Gritty reboots of classic stories have become a cliché in American culture lately. But they’re nothing new. Historian Colette Colligan explains how British Victorian writer Sir Richard Francis Burton revisited a story that was already a classic considered suitable for children: the Arabian Nights.
Colligan describes Burton as a traveler, anthropologist, translator, and “committed imperialist” with a fascination for Arab culture. He published his translations of the familiar stories, in volumes formally titled The Book of the Thousand Nights and One Night and Supplemental Nights, between 1885 and 1887.
Unlike other translations that had been available in English for decades, Burton’s version was full of coarse language and depictions of sexual violence. But what most set it apart were the footnotes. In them, Burton claimed to offer a “panorama of Eastern Life,” describing in anthropological terms the supposed sexual practices he had learned about in his travels.
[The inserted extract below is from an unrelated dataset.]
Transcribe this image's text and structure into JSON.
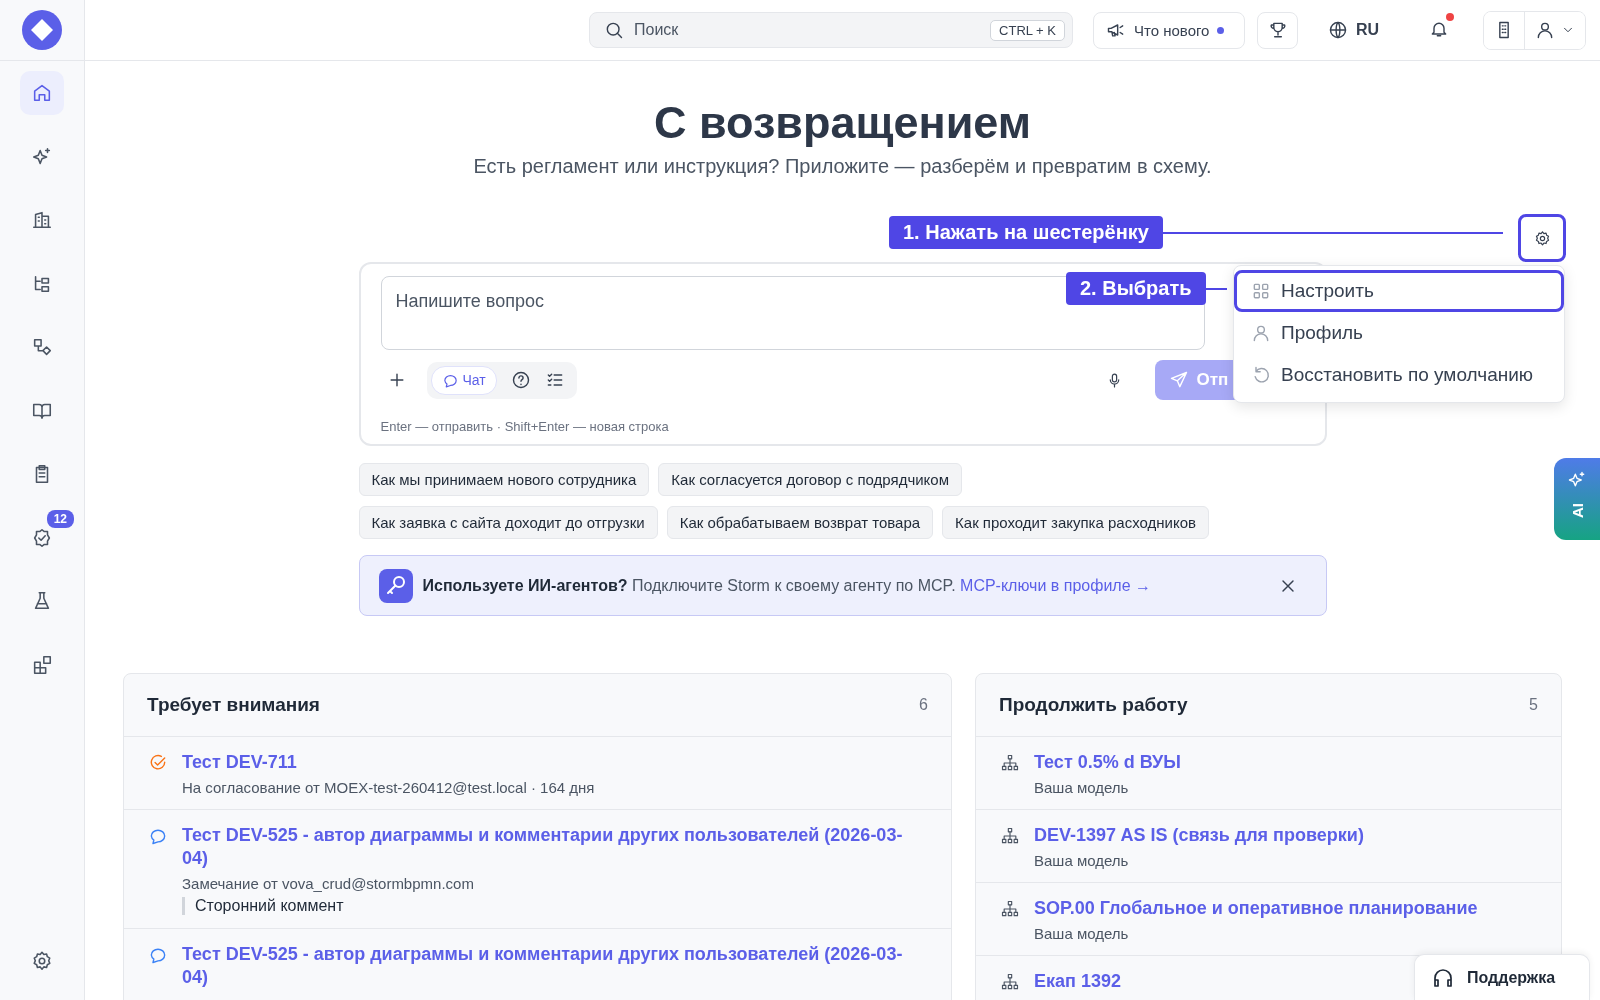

At one point he detailed alleged differences in genital size among African, Arab, and European men, writing that he had measured the penis of a particularly well-endowed man in “Somali-land” and adding that “In my time no honest hindi Moslem would take his womenfolk to Zanzibar on account of the huge attractions and enormous temptations there are thereby offered to them.”
Colligan writes that the term “pornography” first appeared in English in 1850, but it was only with the publication of Burton’s Arabian Nights that it became the subject of a public debate. (Previous discussions of obscene material used more general terms like “erotic,” “forbidden,” or “curious.”) From the start, the question of what was and wasn’t pornographic hinged on how the English should view their own sexual norms in relation to the rest of the world.
Burton defended the book’s sexual content by contrasting what he presented as Arab straightforwardness about sex with English hypocrisy, arguing that suggestive writing is more seductive than the “raw word.” He also insisted that the book was aimed at students of Arab and Muslim societies and suggested this would be of political value to the nation.
“How his notes on topics such as castration or condoms might serve England’s imperial interests he never elucidates,” Colligan writes, “but implies that sexual knowledge about the Arabs could potentially advance the English imperial cause.”
One of the fiercest critics of the book was the Pall Mall Gazette, a widely read penny weekly. Its writer John Morley argued that the Arab origins of the text made it particularly unworthy of publication. Readers have reason to face the “foul quagmires” of obscene European literature, he admitted, but then asked, “Is there any reason why we should laboriously import the gigantic muck heaps of other races… and charge a high price for the privilege of wallowing in them? I think not.”
Other writers debated whether England’s reputation for prudery was something to overcome or a reflection of its highly civilized culture. Ultimately, Colligan writes, Burton’s Arabian Nights, and the hubbub around it, “discloses more about English sexual preoccupation than it does about Arab sexuality.”